И ответ приходит. Но робкий и уклончивый. В нем страдание и боль, но нет решения.
И тогда снова раздается прежний голос. На этот paз еще более сильный и требовательный.
И опять тот же ответ.
Но голос не умолкает. Он все настойчивей. От него не скроешься и не уйдешь, как не уйти от жизни, требующей решения и ожидающей его.
Жизнь зовет к действию. И зову ее невозможно противостоять.
С каждым новым аккордом слабеет сопротивление. И вот оно осталось только в одиноких и ломких звуках. Устало скатываются они вниз и тонут во вздымающихся валах начального аллегро Аллегро – обозначение быстрого, оживленного темпа. Обычный темп первых частей в сонатном цикле, зачастую и финала, а иногда с средних частей сонатного цикла.

.
Стремительное и бурное, оно контрастирует с медленным, напряженным вступлением.

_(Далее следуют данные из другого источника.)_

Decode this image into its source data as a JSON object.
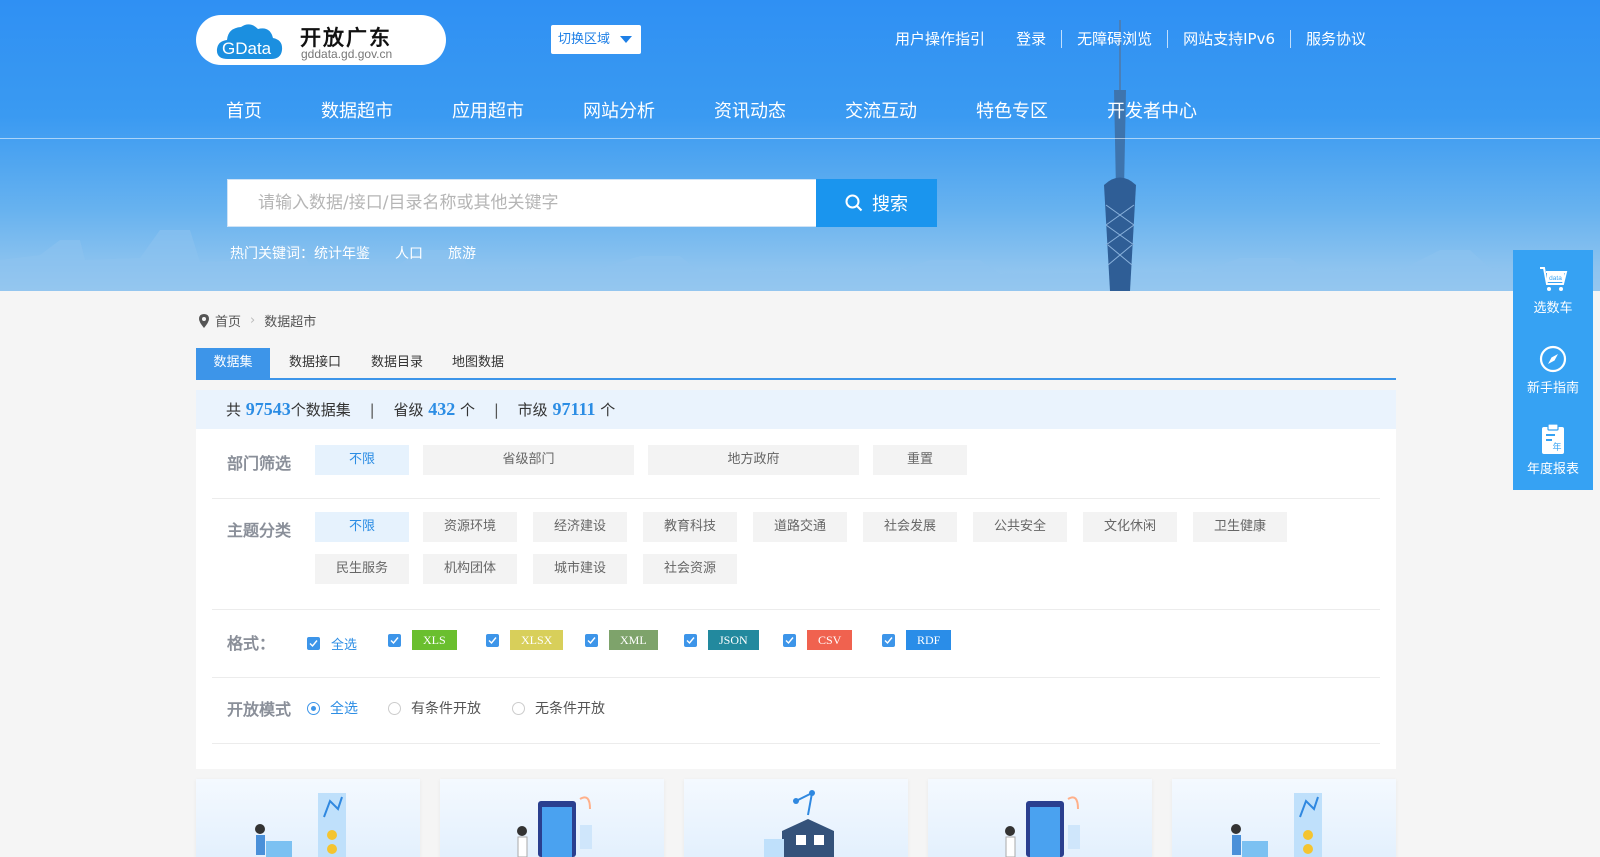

Аллегро первой части полно борьбы – острой, кипучей, не затихающей ни на миг. Главная тема – она выросла из мощных аккордов вступления – порывистая, мужественная, сильная. Ее вихревое движение то и дело нетерпеливо подстегивают басы. Они чуть ли не силой выталкивают вперед побочную тему.
Побочная тема сродни ответу вступления. Она тоже робка и пуглива. Но она и не похожа на него. Уйти от кипящей вокруг борьбы не удалось. Уж очень сильным и всеобъемлющим оказался натиск.

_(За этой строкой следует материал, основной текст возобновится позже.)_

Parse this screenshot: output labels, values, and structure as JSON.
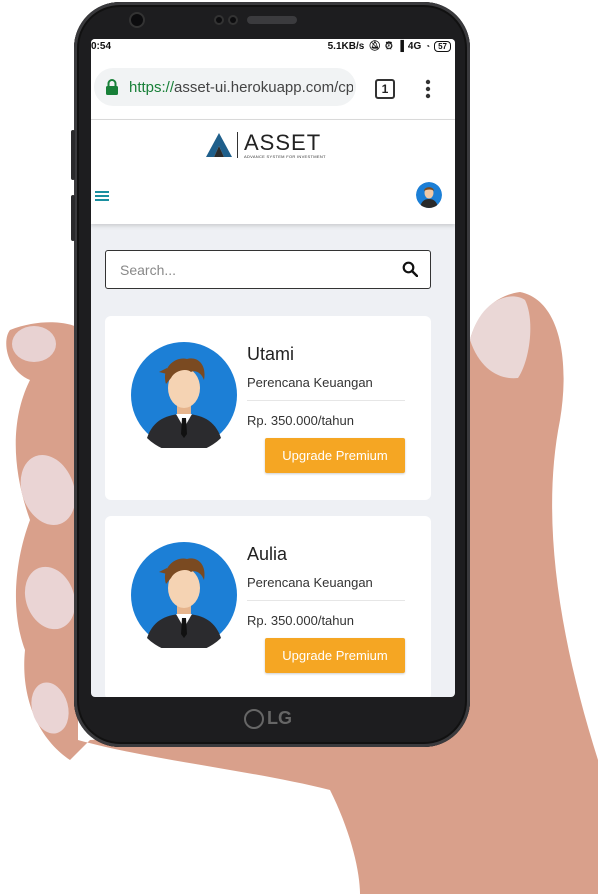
{
  "status_bar": {
    "time": "0:54",
    "speed": "5.1KB/s",
    "network": "4G",
    "battery": "57"
  },
  "browser": {
    "url_scheme": "https://",
    "url_rest": "asset-ui.herokuapp.com/cp",
    "tab_count": "1"
  },
  "app": {
    "logo_name": "ASSET",
    "logo_tagline": "ADVANCE SYSTEM FOR INVESTMENT"
  },
  "search": {
    "placeholder": "Search..."
  },
  "planners": [
    {
      "name": "Utami",
      "role": "Perencana Keuangan",
      "price": "Rp. 350.000/tahun",
      "button": "Upgrade Premium"
    },
    {
      "name": "Aulia",
      "role": "Perencana Keuangan",
      "price": "Rp. 350.000/tahun",
      "button": "Upgrade Premium"
    }
  ],
  "device": {
    "brand": "LG"
  },
  "colors": {
    "accent": "#f5a623",
    "avatar_bg": "#1c7fd6",
    "url_green": "#188038",
    "menu": "#1a8fa0"
  }
}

И в потоке звуков несется мелодия, торопливая, захлебывающаяся, как бы охваченная трепетом и дрожью. Она проста, даже наивна. И не случайно по своему характеру напоминает народную песню– незамысловатую песенку человека с улицы.
Побочная тема все больше подчиняется главной, пока, наконец, могучий разлив совсем не поглощает ее.
Ни внезапный возврат скорбных голосов вступления, ни аккорды, дробящие молотом воли нерешительность и сомнение, не в силах остановить победного движения, изменить исход борьбы.
Вторая часть – созерцательная, проникнутая философским раздумьем. Это размышление о том, что недавно произошло. Глубокое, спокойное, беспристрастное, свободное от случайных чувств и переживаний, вспыхнувших под влиянием момента и возникших в горниле борьбы. Человек, поднявшись на вершину, широким и вольным взглядом окидывает все, что осталось внизу. Картина, которую он видит, прекрасна. Здесь нет ничего мелкого, незначительного, того, что, вероятно, прежде всего и бросается в глаза непосредственному участнику событий, находящемуся в самой гуще их.
Свободно и плавно течет мелодия, возвышенная, как сама борьба, развернувшаяся в первой части, и благородная, как цель, ради которой она велась.
Ничто не омрачает ясной красоты напева, как ничто в конечном счете не может омрачить радость достигнутой победы.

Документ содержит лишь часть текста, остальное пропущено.